In compenso informa il fatto quotidiano tirano un sospiro di sollievo «le società d’intermediazione finanziaria, che vengono graziate dall’addizionale IRES, le Pmi che intendono quotarsi in borsa, gli avvocati, gli allevatori di bovini e suini, i giardinieri» – noti per il rilascio di documentazione fiscale ogni qual volta recidono un filo d’erba nel giardino dei loro clienti, - «le povere società calcistiche professionistiche e dilettanti» – altrettanto note per mettere in seria difficoltà economica i calciatori, gli allenatori e le loro rispettive famiglie con retribuzioni terzomondiste, - «gli scavatori di pozzi» (sic!), rappresentanti di una categoria lavoratrice diffusissima nel nostro sconcertante paese.
Altra categoria di baciati dalla fortuna sono i pendolari condannati all’uso dei mezzi pubblici, che potranno beneficiare del 19% di abbattimento dell’imposizione sul reddito per una spesa per abbonamento non superiore a 250 euro. Di migliorare il servizio, la puntualità di treni, autobus e tram non se ne parla neanche, anche perché in questo caso s’invaderebbe l’area d’intervento di comuni e regioni e in quel caso fare promesse equivarrebbe ad un vero e proprio sfottò.
Ma la panoramica della regalistica non s’esaurisce così, solo che dalle persone fisiche si passa alle aziende, per le quali viene confermato lo sgravio triennale per un massimo di 3.000 euro all’anno per le assunzioni a tempo indeterminato con il Jobs Act: ovviamente poco importa che nella passata edizione il meccanismo si sia rivelato un mezzo flop. Più ricchi gli incentivi agli investimenti ed all’innovazione sotto forma di ammortamento, pari al 140% del valore del bene nel caso d’investimento e al 250% in caso d’innovazione. Rimangono, pur se ridotti al 50%, gli incentivi alle ristrutturazioni e i bonus energia.
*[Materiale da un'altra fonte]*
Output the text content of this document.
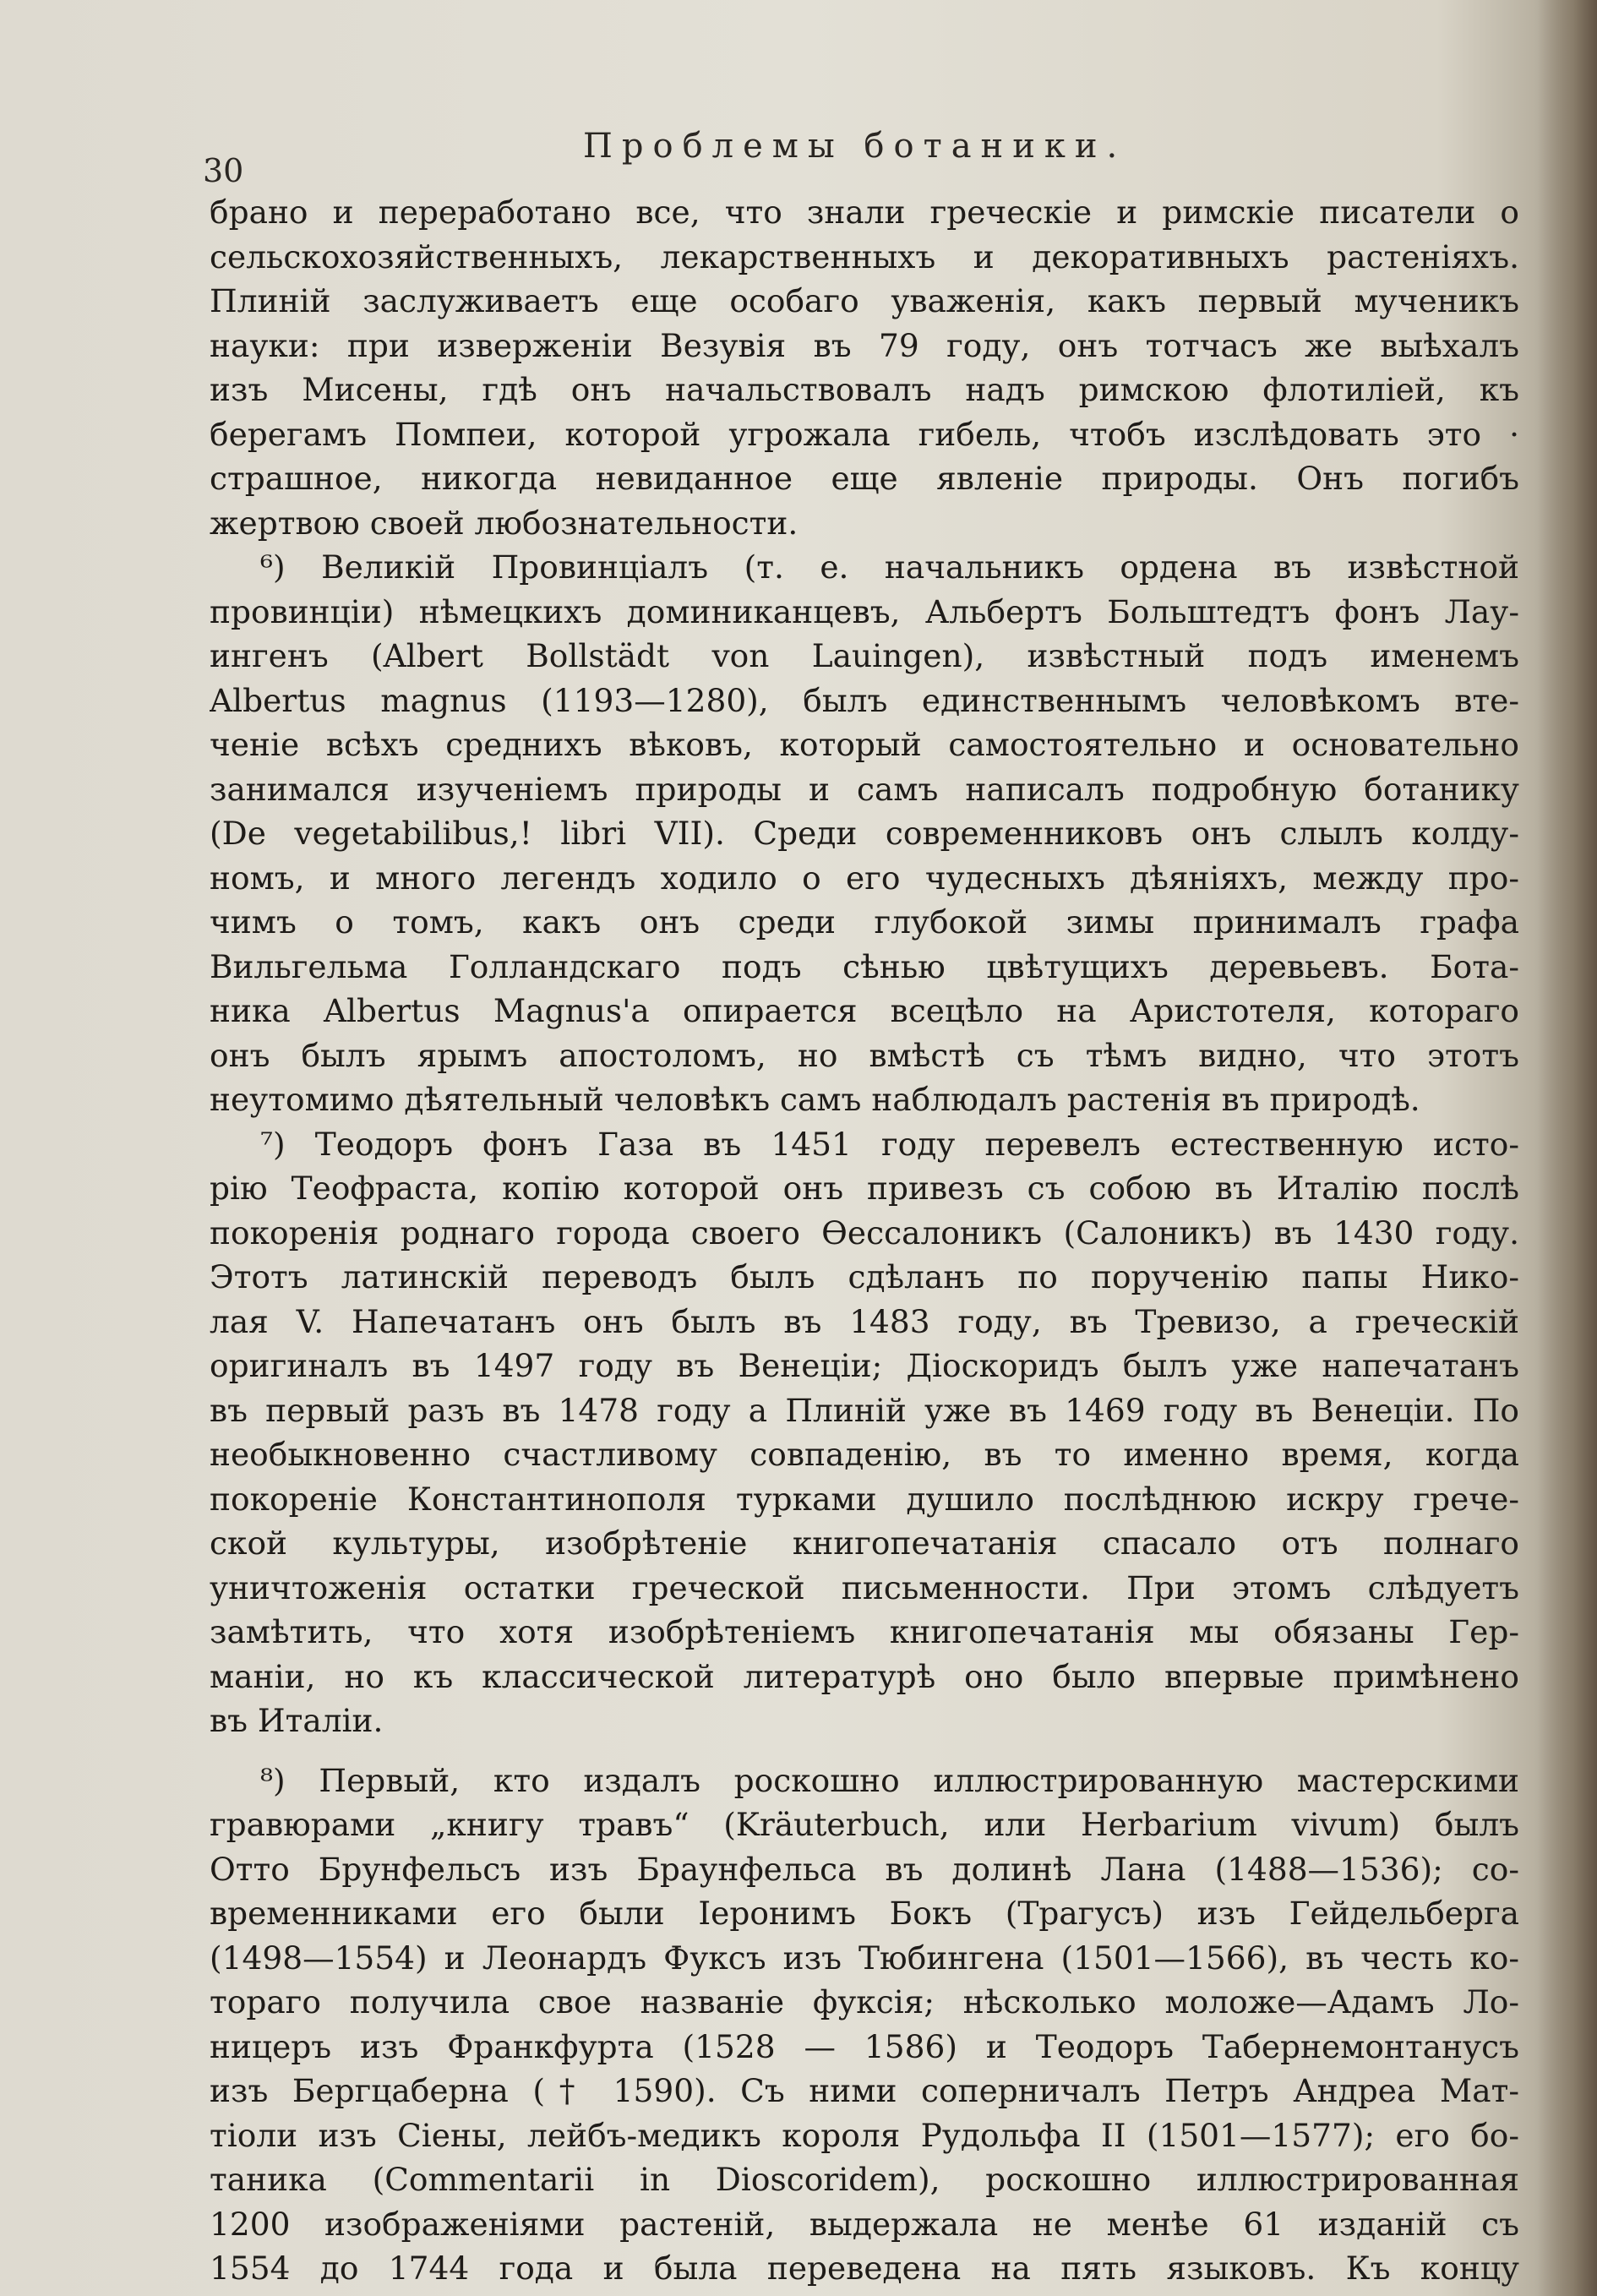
30
Проблемы ботаники.
брано и переработано все, что знали греческіе и римскіе писатели о
сельскохозяйственныхъ, лекарственныхъ и декоративныхъ растеніяхъ.
Плиній заслуживаетъ еще особаго уваженія, какъ первый мученикъ
науки: при изверженіи Везувія въ 79 году, онъ тотчасъ же выѣхалъ
изъ Мисены, гдѣ онъ начальствовалъ надъ римскою флотиліей, къ
берегамъ Помпеи, которой угрожала гибель, чтобъ изслѣдовать это ·
страшное, никогда невиданное еще явленіе природы. Онъ погибъ
жертвою своей любознательности.
⁶) Великій Провинціалъ (т. е. начальникъ ордена въ извѣстной
провинціи) нѣмецкихъ доминиканцевъ, Альбертъ Больштедтъ фонъ Лау-
ингенъ (Albert Bollstädt von Lauingen), извѣстный подъ именемъ
Albertus magnus (1193—1280), былъ единственнымъ человѣкомъ вте-
ченіе всѣхъ среднихъ вѣковъ, который самостоятельно и основательно
занимался изученіемъ природы и самъ написалъ подробную ботанику
(De vegetabilibus,! libri VII). Среди современниковъ онъ слылъ колду-
номъ, и много легендъ ходило о его чудесныхъ дѣяніяхъ, между про-
чимъ о томъ, какъ онъ среди глубокой зимы принималъ графа
Вильгельма Голландскаго подъ сѣнью цвѣтущихъ деревьевъ. Бота-
ника Albertus Magnus'а опирается всецѣло на Аристотеля, котораго
онъ былъ ярымъ апостоломъ, но вмѣстѣ съ тѣмъ видно, что этотъ
неутомимо дѣятельный человѣкъ самъ наблюдалъ растенія въ природѣ.
⁷) Теодоръ фонъ Газа въ 1451 году перевелъ естественную исто-
рію Теофраста, копію которой онъ привезъ съ собою въ Италію послѣ
покоренія роднаго города своего Ѳессалоникъ (Салоникъ) въ 1430 году.
Этотъ латинскій переводъ былъ сдѣланъ по порученію папы Нико-
лая V. Напечатанъ онъ былъ въ 1483 году, въ Тревизо, а греческій
оригиналъ въ 1497 году въ Венеціи; Діоскоридъ былъ уже напечатанъ
въ первый разъ въ 1478 году а Плиній уже въ 1469 году въ Венеціи. По
необыкновенно счастливому совпаденію, въ то именно время, когда
покореніе Константинополя турками душило послѣднюю искру грече-
ской культуры, изобрѣтеніе книгопечатанія спасало отъ полнаго
уничтоженія остатки греческой письменности. При этомъ слѣдуетъ
замѣтить, что хотя изобрѣтеніемъ книгопечатанія мы обязаны Гер-
маніи, но къ классической литературѣ оно было впервые примѣнено
въ Италіи.
⁸) Первый, кто издалъ роскошно иллюстрированную мастерскими
гравюрами „книгу травъ“ (Kräuterbuch, или Herbarium vivum) былъ
Отто Брунфельсъ изъ Браунфельса въ долинѣ Лана (1488—1536); со-
временниками его были Іеронимъ Бокъ (Трагусъ) изъ Гейдельберга
(1498—1554) и Леонардъ Фуксъ изъ Тюбингена (1501—1566), въ честь ко-
тораго получила свое названіе фуксія; нѣсколько моложе—Адамъ Ло-
ницеръ изъ Франкфурта (1528 — 1586) и Теодоръ Табернемонтанусъ
изъ Бергцаберна († 1590). Съ ними соперничалъ Петръ Андреа Мат-
тіоли изъ Сіены, лейбъ-медикъ короля Рудольфа II (1501—1577); его бо-
таника (Commentarii in Dioscoridem), роскошно иллюстрированная
1200 изображеніями растеній, выдержала не менѣе 61 изданій съ
1554 до 1744 года и была переведена на пять языковъ. Къ концу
Come si può vedere una straordinaria abbuffata di variopinte promesse, che come in passato sarà estremamente complicato tradurre in benefici effettivi, in considerazione di iter burocratici molto spesso assai laboriosi. Né mancano già all’esordio le contestazioni. Alternativa Popolare ha già fatto sapere che deve essere riconfermato il bonus bebè e dovrà essere introdotta nella manovra qualche misura a sostegno delle famiglie, area d’intervento sociale che pare dimenticata nel provvedimento. Mdp ha già notificato il proprio voto contrario alla manovra, non condividendo il rinnovato provvedimento di rottamazione delle cartelle esattoriali, che giudica una sorta di condono mascherato, mentre non è ancora esplicita la richiesta di modifica o gli emendamenti che saranno presentati dalle destre di Forza Italia, Lega e Fratelli d’Italia, che non s’esclude possano presentarsi all’incasso del ticket staccato in occasione della fiducia accordata sulla legge elettorale.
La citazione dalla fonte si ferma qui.